Senate majority leader Harry Reid declared yesterday there would be no vote on a health care bill until at the earliest September.
As there is time now to try and get the health care bill done correctly the following are a series of questions we need to make sure legislators are able to answer:
If a public insurance option is enacted will it lead to lower cost and higher quality? In other words are we going to change the payment process to encourage providers to deliver care of higher value to patients?
Who is actually going to pay for this new trillion dollar entitlement? How much will they pay?
How will the new plan tackle the real problem in American Health Care which is the massive waste that exists in the delivery of care?
If states are already well along the path of having insurance coverage for all will federal policy allow their good work to continue or will this new plan derail everything that has already been accomplished?
Does the new plan require doctors and hospitals to report their clinical performance publicly?
These are just a few of the many questions that need to answered in the ensuing debate. It is important to realize that the true cost of health care is not in the insurance administration.That only makes up 7% of the health care bill. More than 80% of the cost is in the delivery of care. We have claimed at least 40% of the delivery of that care is waste.If we could remove that it would be a trillion dollars,which would pay for covering everyone.
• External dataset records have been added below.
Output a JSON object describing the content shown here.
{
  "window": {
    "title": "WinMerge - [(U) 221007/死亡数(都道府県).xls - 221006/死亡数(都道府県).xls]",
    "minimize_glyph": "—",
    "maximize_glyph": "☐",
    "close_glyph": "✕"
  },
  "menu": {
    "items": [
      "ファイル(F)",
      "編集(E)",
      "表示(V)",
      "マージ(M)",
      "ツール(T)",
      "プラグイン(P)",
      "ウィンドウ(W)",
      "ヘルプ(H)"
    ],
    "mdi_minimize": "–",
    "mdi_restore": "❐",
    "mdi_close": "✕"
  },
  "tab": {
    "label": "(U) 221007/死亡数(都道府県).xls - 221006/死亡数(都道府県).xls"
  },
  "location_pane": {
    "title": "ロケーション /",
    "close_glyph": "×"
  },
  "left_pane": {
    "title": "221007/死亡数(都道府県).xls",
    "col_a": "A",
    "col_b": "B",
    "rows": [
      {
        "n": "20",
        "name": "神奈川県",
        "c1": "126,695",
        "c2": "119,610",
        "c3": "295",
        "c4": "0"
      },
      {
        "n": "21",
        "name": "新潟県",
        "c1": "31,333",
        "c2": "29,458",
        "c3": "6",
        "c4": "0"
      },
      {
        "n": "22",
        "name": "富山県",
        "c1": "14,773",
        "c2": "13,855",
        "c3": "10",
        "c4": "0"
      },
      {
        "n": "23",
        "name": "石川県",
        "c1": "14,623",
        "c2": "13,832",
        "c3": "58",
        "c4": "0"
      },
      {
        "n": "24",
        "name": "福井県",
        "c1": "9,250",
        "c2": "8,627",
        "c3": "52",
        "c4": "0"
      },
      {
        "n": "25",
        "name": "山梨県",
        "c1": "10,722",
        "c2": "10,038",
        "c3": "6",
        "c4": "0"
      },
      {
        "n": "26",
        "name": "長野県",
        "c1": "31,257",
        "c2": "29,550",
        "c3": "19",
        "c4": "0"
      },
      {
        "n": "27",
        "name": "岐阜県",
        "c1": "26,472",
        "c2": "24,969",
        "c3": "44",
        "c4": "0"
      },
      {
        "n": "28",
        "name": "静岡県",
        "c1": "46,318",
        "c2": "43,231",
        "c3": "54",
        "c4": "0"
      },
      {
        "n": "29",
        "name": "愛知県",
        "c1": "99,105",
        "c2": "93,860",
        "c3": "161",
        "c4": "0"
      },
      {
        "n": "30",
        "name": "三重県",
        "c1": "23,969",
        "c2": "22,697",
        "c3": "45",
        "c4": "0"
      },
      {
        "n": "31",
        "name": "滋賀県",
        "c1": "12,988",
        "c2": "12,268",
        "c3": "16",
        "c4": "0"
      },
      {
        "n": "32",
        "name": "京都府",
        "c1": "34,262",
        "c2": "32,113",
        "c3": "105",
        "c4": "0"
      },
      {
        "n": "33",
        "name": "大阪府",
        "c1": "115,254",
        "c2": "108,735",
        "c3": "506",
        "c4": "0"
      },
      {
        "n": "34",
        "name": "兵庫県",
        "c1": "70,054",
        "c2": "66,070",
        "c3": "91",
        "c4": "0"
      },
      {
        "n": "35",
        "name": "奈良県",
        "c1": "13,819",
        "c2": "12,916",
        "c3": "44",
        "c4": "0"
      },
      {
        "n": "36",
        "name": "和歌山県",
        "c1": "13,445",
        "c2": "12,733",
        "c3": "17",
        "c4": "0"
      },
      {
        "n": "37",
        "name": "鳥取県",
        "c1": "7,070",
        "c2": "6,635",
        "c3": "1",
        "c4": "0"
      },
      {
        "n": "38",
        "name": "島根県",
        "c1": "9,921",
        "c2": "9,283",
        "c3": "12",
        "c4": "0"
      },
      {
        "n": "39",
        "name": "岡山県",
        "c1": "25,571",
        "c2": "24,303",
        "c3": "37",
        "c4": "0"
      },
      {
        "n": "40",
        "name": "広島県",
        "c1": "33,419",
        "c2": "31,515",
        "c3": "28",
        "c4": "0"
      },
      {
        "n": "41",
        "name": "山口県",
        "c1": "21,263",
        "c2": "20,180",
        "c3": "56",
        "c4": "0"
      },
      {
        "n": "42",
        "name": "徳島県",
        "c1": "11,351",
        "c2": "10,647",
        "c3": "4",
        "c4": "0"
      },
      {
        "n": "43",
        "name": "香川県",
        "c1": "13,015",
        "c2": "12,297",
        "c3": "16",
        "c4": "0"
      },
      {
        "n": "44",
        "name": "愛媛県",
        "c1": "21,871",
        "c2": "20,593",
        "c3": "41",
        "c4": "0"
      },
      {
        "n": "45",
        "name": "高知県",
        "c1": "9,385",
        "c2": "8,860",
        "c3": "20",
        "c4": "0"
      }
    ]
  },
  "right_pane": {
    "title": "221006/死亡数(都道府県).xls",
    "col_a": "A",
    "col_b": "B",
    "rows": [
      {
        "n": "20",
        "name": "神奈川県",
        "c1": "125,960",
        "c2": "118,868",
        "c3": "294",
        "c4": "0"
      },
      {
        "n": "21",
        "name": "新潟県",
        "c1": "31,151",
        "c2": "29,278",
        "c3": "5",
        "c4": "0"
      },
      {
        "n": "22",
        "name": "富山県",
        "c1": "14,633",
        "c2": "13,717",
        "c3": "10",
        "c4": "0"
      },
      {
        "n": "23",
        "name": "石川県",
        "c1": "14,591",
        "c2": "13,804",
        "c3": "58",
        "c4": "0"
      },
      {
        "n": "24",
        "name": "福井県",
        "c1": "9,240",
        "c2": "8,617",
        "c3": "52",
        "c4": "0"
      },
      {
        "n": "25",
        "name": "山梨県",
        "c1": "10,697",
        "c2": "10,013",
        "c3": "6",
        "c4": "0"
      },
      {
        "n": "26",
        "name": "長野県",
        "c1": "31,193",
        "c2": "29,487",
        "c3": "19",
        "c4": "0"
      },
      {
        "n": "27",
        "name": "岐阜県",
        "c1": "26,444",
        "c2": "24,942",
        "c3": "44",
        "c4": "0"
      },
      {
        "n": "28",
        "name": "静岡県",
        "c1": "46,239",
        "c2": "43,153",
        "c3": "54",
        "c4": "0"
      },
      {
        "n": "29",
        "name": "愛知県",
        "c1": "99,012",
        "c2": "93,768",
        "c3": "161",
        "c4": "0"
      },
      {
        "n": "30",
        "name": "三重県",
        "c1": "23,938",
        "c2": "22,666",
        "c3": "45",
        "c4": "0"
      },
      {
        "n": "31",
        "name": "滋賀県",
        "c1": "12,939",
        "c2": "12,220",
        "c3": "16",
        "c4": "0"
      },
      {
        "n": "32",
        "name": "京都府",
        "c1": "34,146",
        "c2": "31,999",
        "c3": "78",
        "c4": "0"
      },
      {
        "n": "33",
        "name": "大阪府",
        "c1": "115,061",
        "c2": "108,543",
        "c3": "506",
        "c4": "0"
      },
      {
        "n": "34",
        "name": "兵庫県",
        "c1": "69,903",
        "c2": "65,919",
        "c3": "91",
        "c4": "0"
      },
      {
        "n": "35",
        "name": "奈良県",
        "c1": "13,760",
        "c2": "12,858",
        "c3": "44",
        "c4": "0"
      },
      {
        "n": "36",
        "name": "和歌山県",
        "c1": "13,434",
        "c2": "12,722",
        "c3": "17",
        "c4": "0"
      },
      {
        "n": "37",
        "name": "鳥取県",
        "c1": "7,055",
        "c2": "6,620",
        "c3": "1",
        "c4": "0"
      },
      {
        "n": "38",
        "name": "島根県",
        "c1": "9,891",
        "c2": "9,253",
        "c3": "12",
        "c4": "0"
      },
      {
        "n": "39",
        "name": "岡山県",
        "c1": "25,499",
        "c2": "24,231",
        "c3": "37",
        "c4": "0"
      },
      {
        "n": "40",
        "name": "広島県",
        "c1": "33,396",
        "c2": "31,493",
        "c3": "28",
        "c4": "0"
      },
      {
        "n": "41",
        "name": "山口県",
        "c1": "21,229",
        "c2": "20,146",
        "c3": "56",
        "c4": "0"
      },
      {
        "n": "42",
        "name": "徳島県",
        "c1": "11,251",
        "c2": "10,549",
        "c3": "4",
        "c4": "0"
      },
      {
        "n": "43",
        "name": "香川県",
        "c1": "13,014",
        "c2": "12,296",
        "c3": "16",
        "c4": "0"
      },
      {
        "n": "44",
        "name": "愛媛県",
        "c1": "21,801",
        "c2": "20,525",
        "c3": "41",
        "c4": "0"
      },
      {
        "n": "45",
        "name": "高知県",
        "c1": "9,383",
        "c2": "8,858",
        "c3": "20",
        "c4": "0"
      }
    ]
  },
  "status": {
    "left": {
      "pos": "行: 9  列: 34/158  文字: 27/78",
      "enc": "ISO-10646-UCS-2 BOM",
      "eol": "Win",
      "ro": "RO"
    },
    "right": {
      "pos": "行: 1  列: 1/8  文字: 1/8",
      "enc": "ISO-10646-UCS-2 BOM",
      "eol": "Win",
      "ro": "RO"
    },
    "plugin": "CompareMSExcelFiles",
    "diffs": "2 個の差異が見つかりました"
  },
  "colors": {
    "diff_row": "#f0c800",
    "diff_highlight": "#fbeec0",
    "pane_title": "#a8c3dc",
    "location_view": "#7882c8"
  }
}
A number of states are already fixing the uninsured problem. In fact, in Wisconsin 98% of residents have access to health insurance and Governor Doyle is not done yet.We will have 100% access with what is being proposed in this state. In addition we have very robust quality reporting mechanisms through the Wisconsin Collaborative for Health Care Quality and the Wisconsin Hospital Association Checkpoint.We don't need a new federal program to comply with. The new legislation should allow states that have already tackled and solved these problems to continue with their own plans as long as they meet the goals established by the federal program.
There is much left to do on these existing bills but let's start by getting detailed answers to the above questions.